"Sì, ci sarò. In un angolino, magari, ma ci sarò". Con queste parole semplici, il vescovo di Asti Marco Prastaro conferma alla Voce di Asti la sua presenza tra i concelebranti che sabato 26 aprile, alle 10, celebreranno in piazza San Pietro la messa esequiale per Papa Francesco. Sarà il primo giorno dei novendiali, come previsto dal rito funebre dei Pontefici. Una cerimonia solenne e mondiale, ma anche intima per chi, come monsignor Prastaro, il Papa lo ha incontrato davvero, e lo ha addirittura accolto in casa durante la storica visita astigiana del 2022.

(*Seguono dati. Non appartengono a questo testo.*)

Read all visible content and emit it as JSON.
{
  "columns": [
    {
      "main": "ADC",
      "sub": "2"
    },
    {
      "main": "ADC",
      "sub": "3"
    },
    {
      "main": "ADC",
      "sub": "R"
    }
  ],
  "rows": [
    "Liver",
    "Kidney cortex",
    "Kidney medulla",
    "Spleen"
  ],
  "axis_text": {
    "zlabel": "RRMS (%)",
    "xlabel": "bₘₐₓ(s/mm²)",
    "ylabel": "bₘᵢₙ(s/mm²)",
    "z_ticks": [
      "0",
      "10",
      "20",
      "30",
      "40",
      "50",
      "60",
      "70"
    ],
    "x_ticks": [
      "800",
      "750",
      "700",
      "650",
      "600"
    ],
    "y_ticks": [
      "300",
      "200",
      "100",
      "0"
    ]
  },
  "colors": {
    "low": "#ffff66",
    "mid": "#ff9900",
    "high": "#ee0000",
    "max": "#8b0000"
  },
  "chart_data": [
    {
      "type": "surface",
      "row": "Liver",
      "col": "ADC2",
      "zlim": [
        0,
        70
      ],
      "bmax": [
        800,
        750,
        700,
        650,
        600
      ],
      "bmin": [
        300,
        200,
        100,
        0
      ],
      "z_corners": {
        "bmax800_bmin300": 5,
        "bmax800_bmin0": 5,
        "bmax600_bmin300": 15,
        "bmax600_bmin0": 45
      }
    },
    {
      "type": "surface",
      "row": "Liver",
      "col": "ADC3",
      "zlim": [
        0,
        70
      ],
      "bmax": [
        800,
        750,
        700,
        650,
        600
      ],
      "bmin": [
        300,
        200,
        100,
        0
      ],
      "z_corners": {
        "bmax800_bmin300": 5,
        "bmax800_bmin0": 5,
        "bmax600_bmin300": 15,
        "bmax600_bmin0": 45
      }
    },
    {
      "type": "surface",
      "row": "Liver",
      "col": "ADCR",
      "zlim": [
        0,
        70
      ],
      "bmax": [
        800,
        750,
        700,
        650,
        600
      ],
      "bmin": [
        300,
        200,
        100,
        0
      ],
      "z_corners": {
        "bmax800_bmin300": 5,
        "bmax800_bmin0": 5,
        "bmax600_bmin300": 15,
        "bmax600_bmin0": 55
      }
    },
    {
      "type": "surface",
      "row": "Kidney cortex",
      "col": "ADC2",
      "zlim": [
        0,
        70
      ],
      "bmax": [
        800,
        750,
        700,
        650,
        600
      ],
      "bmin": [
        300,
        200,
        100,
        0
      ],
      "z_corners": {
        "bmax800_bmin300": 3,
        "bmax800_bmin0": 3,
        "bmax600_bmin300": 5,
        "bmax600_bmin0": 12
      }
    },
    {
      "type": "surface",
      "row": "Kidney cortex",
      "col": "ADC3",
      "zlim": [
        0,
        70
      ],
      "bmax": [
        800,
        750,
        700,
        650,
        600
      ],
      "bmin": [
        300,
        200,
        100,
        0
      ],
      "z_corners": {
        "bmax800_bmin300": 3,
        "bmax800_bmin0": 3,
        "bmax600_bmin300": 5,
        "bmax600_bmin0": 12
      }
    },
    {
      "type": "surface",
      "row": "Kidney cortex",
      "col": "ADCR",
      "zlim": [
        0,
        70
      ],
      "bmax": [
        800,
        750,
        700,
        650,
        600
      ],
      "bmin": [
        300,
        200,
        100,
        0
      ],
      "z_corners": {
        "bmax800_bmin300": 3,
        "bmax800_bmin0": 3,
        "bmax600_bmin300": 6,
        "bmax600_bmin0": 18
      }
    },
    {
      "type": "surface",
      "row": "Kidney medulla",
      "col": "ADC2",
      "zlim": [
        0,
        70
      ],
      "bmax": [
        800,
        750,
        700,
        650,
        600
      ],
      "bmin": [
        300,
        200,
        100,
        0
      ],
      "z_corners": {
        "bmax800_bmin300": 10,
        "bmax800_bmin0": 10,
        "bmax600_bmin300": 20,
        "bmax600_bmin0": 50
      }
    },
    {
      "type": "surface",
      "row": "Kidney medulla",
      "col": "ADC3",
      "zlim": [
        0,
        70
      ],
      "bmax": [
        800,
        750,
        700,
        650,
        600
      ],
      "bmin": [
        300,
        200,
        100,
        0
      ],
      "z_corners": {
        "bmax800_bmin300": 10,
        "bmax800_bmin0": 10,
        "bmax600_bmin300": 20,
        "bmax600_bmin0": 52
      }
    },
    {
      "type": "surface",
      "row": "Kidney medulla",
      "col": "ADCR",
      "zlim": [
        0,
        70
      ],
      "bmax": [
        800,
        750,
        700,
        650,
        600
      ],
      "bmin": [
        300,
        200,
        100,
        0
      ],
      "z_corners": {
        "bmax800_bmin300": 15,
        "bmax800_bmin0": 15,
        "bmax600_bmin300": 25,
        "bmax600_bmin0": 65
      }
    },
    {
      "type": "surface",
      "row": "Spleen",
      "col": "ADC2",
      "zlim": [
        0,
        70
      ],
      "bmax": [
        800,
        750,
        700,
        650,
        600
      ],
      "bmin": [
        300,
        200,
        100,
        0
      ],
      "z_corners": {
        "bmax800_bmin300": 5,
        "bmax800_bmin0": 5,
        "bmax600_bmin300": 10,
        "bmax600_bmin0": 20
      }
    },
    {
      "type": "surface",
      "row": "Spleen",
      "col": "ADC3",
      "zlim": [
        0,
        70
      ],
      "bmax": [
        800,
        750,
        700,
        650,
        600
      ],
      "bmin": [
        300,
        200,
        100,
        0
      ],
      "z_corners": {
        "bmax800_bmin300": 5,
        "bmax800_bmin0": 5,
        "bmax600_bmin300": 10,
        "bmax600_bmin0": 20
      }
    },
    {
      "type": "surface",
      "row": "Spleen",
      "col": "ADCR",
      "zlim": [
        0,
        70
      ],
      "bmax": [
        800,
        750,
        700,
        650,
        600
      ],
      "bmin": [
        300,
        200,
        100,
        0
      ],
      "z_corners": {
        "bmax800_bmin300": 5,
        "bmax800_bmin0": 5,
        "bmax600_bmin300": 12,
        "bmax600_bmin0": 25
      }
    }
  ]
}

Vescovo Marco, com'è il suo ricordo personale, umano e spirituale, del Pontefice che ha lasciato un segno indelebile nella Chiesa del XXI secolo?
Non è facile trovare le parole, perché si è sempre impreparati a questi momenti. È un fatto che colpisce, anche se lo si sa possibile. Personalmente conservo un ricordo molto intimo: Papa Francesco è stato ad Asti, è venuto a casa nostra, l’ho ospitato a casa mia. Ricordo quella sua presenza familiare, gentile, discreta. Con lui ci si sentiva a proprio agio, come tra amici di lunga data.
C’è un messaggio, un tratto del suo magistero che le rimane particolarmente nel cuore?
Direi la sua insistenza sullo stile evangelico nell’incontro con l’altro. Ci ha insegnato che il modo in cui trattiamo le persone è parte integrante del messaggio cristiano. Misericordia, accoglienza, il non giudicare. E non erano solo parole: era il suo modo di essere.
Francesco è stato definito il “Papa delle periferie”. Lei stesso ha svolto il suo ministero anche in contesti periferici. Si è sentito vicino a lui, anche umanamente?
Questa è un’intuizione bella, sa? Non ci avevo pensato così chiaramente, ma è vero. Sì, l’ho sentito vicino, in sintonia. Chi ha vissuto nelle periferie conosce quella modalità di relazione diretta, senza orpelli, senza formalismi. In quei contesti si arriva subito all’essenziale: accogliere, ascoltare, voler bene. E se puoi, dare una mano. È lì che nasce l’idea della Chiesa come “ospedale da campo”: si cura chi soffre, subito, con quello che si ha.
Non solo carità, ma anche denuncia delle ingiustizie. Spesso questo gli è stato rinfacciato…
Sì, è vero. Qualcuno lo ha definito un Papa politicizzato, ma io credo che lui abbia semplicemente fatto il suo dovere. Ha detto quello che un Papa deve dire. Se non lo dice lui, chi può farlo? Francesco ci ha ricordato che non basta aiutare i poveri, bisogna anche combattere le cause della povertà. Su questo è stato chiaro, forte, anche provocatorio. E forse proprio per questo ha fatto discutere.
Sabato 26 aprile, alle 10, ci saranno i funerali in piazza San Pietro.Ci sarà anche una presenza astigiana?
Sì, saremo a Roma proprio in quei giorni con 300 adolescenti della diocesi per il Giubileo dei Ragazzi. E sì, posso confermare che io stesso sarò presente al funerale e tra i concelebranti. Ci saranno anche altri astigiani presenti, in forma più libera: alcuni già a Roma, altri che si organizzeranno autonomamente. È difficile strutturare qualcosa di ufficiale, per motivi logistici: bisogna arrivare il giorno prima, stare ore e ore in fila… sono eventi molto complessi. Mi iscriverò a breve attraverso il portale predisposto dal Vaticano per i vescovi: anche se magari in un angolino, sarò lì, con il cuore colmo di gratitudine.
Un’ultima domanda, forse la più difficile. Dopo Francesco, cosa sarà della Chiesa?
Ogni Papa è un uomo, una persona con la sua storia. Ma ogni Papa lascia un’impronta che non si cancella. Francesco ha impresso uno stile, un modo di essere Chiesa, che resterà. La scelta stessa del nome diceva molto: un segno di rottura, ma anche di profezia. Il cammino sinodale, ad esempio, non si può semplicemente archiviare. In Italia hanno partecipato oltre mezzo milione di persone. È un processo ormai avviato: magari si aggiusta il tiro, si prosegue con nuovi passi, ma non si torna indietro. Lo stile di Francesco resterà nella carne della Chiesa.